Всеволод Залесский. Дилогия
Шрифт:
А какого, собственно, черта?
Почему он должен себя убивать? Он совершил что-то бесчестное? Он предал? Струсил? Самоубийство – смертный грех, который невозможно отмолить и искупить.
Верит Корелин в бога или нет, а иметь в виду такую возможность – стоит.
Евгений Афанасьевич улыбнулся. Вот ведь странно – пришла в голову такая ерунда, и настроение резко улучшилось. Хоть не был в церкви уже лет двадцать пять, а, поди ж ты, вспомнил, организовал себе дополнительный аргумент, притянул за уши.
Нужно перетерпеть пытки, чтобы иметь шанс на
Корелин засмеялся, выплюнул на ладонь ампулу с ядом, подбросил ее на ладони, поймал и швырнул в темноту. Играть нужно до конца. До самого конца.

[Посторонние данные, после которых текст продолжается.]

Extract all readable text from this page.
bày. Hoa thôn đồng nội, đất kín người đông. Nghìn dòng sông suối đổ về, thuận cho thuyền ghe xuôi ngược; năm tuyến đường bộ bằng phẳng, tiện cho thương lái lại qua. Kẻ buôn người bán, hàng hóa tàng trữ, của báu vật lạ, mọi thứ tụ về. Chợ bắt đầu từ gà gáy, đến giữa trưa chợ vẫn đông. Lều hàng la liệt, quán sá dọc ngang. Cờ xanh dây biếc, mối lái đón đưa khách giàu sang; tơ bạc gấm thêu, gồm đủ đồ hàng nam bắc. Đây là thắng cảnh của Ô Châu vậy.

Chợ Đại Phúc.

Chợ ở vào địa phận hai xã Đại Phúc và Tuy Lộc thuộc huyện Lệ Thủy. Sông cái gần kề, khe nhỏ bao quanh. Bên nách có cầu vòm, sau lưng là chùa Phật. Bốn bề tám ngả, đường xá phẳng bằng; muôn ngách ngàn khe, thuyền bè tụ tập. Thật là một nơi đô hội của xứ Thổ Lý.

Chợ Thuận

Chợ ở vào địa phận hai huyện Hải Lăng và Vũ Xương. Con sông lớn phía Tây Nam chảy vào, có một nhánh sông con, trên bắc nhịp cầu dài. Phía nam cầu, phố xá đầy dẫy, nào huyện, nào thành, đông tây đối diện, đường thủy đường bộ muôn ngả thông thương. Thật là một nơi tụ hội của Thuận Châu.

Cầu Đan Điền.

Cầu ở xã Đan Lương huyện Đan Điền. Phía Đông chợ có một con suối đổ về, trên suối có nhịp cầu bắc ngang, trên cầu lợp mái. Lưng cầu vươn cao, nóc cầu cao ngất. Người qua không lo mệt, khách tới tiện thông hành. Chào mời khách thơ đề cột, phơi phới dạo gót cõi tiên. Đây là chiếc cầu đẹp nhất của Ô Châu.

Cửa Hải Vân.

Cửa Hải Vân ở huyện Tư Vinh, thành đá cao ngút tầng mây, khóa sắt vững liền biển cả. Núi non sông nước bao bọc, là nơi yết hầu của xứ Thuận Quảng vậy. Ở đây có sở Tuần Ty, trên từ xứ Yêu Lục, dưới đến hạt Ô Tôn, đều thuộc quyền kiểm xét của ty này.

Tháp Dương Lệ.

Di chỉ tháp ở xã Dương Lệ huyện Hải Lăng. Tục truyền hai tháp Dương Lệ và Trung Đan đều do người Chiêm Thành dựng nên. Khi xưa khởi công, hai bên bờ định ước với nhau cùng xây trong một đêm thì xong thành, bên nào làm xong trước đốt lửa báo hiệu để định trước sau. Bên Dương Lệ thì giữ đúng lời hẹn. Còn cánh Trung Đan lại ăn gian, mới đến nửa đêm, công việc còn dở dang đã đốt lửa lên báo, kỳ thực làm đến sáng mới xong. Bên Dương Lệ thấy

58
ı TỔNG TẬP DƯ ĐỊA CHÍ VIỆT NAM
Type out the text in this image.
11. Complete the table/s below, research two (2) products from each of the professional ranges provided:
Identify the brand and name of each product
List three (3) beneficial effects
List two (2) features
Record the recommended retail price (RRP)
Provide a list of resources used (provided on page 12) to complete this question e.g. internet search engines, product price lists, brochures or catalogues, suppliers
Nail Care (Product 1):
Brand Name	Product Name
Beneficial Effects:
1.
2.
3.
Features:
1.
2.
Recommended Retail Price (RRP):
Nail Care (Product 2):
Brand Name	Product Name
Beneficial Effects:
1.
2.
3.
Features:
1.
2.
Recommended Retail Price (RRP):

На КПП его ждали, подтянутый лейтенант откозырял и вежливо указал направление, которое Корелин и сам прекрасно знал, бывал здесь неоднократно.
Если его сейчас проводят к главному зданию – есть вариант официального развития событий: разговор-допрос-обработка. Если предложат прогуляться налево, к приземистому каменному домику на отшибе, значит, вокабулярную преамбулу опустят сразу.
Лейтенант в курсе, что товарищ Корелин знаком с местными обычаями? Понимает, что может попасть под горячую руку комиссару, если тот вдруг обидится, что с ним решили не вести светских бесед? Или лейтенант из тех молодых и талантливых парней, что готовы попробовать на излом представителей старой школы убивцев на царевой службе?
Ладно, великодушно решил Корелин. Пусть его.
Решил ведь просто доиграть, без всяких резких телодвижений.
Тем более что лейтенант двинулся по третьему варианту маршрута, к столовой. И это было странно.
Здание столовой, легкое, с широкими окнами, больше похожее на беседку, вовсе не располагало к серьезным разговорам. Легкомысленное было здание, будто не в солидном учреждении расположено, а в пионерском лагере.
Окна были распахнуты и освещены.
Еще более странно, подумал Корелин, но настроение у него не ухудшилось. Кураж, вот как это называется. Хочется поскорее начать беседу. Вот хочется, и все тут.
– Прошу, – сказал лейтенант, остановившись и указав на ступеньки крыльца. – Вас ждут, Евгений Афанасьевич.
Значит, подумал Корелин, поднимаясь по ступенькам, Евгений Афанасьевич? Не гражданин Корелин и даже не товарищ комиссар… Просто именины сердца, честное слово.
В зале столовой пахло дымком, сгоревшими сосновыми шишками.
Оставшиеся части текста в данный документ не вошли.